My email content was as follows:
“Hello fellow grads :)
Could you do me a favor and click on this link for my social media class so I can collect the website visitor data?
Thank you so much,
Josalyn
In my LinkedIn post, I made sure to include my trackable link (https://pursue-persuade.squarespace.com/students/2025/meet-josalyn-mcmillan?utm_source=josalyn-mcmillan&utm_medium=linkedin&utm_campaign=assignment-2), a related picture, and hashtags (#socialmedia, #digitalmarketing, and #analytics) to allow my post to reach a wider audience.
This is a link to my post: https://www.linkedin.com/posts/josalyn-mcmillan-836ab8260_socialmedia-digitalmarketing-analytics-activity-7292250410851991552-_d9d?utm_source=share&utm_medium=member_desktop&rcm=ACoAAEA8LaoBzm8-jnof85Q_sqUBo4OUnwfkelE.
Data Analysis
Figure 1
As for the data Google Analytics collected from this experiment shown in Figure 1, I was surprised. Although LinkedIn had many more views and was shown to more people, the number of link clicks I received was very small. At the time I am writing this, my post has 121 impressions with 44 members reached.
Email is perhaps less efficient than LinkedIn, but it provided a much higher rate of engagement. Everyone I sent the link to via email, I know in person, so it was much easier to guilt them into helping me. When strangers see a LinkedIn post from someone they don’t know, they are much less inclined to click. I think I can apply the same concept to advertisements. I am more inclined to interact with an ad or promoted content if I am already familiar with the brand or product. The reinforcement of an ad really cements it in the brain of an audience. No less important is the eye-catching quality of the ad. If I saw an ad that was just a block of text, I would be less inclined to read it.

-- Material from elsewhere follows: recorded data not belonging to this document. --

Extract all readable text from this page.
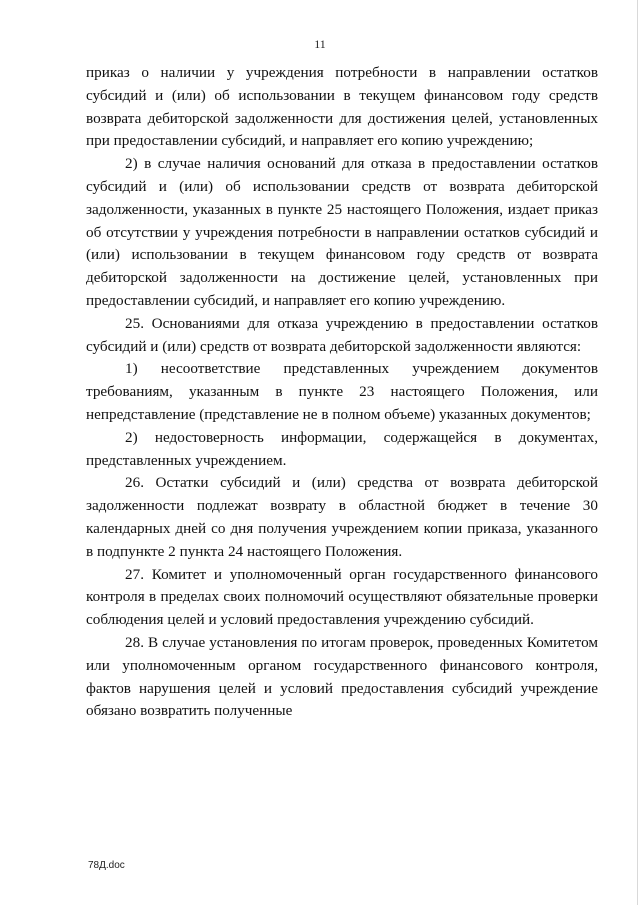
11

приказ о наличии у учреждения потребности в направлении остатков субсидий и (или) об использовании в текущем финансовом году средств возврата дебиторской задолженности для достижения целей, установленных при предоставлении субсидий, и направляет его копию учреждению;

2) в случае наличия оснований для отказа в предоставлении остатков субсидий и (или) об использовании средств от возврата дебиторской задолженности, указанных в пункте 25 настоящего Положения, издает приказ об отсутствии у учреждения потребности в направлении остатков субсидий и (или) использовании в текущем финансовом году средств от возврата дебиторской задолженности на достижение целей, установленных при предоставлении субсидий, и направляет его копию учреждению.

25. Основаниями для отказа учреждению в предоставлении остатков субсидий и (или) средств от возврата дебиторской задолженности являются:

1) несоответствие представленных учреждением документов требованиям, указанным в пункте 23 настоящего Положения, или непредставление (представление не в полном объеме) указанных документов;

2) недостоверность информации, содержащейся в документах, представленных учреждением.

26. Остатки субсидий и (или) средства от возврата дебиторской задолженности подлежат возврату в областной бюджет в течение 30 календарных дней со дня получения учреждением копии приказа, указанного в подпункте 2 пункта 24 настоящего Положения.

27. Комитет и уполномоченный орган государственного финансового контроля в пределах своих полномочий осуществляют обязательные проверки соблюдения целей и условий предоставления учреждению субсидий.

28. В случае установления по итогам проверок, проведенных Комитетом или уполномоченным органом государственного финансового контроля, фактов нарушения целей и условий предоставления субсидий учреждение обязано возвратить полученные

78Д.doc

For page engagement time, the average for those that came from the email link was 12 seconds, whereas the average for LinkedIn was a whopping 1 second.
Figure 2
Figure 3
In comparing post performance for desktop vs mobile, my email link received more web traffic than mobile, whereas my LinkedIn received more mobile traffic. Engagement time overall was higher for email and mobile users.
Final Thoughts
Overall, my post engagement made up very little of our website’s total engagement. In the future, I think that I will focus promotions on platforms where I am more active and where my audience is made up of people that know me and are willing to take time out of their day to engage with my content.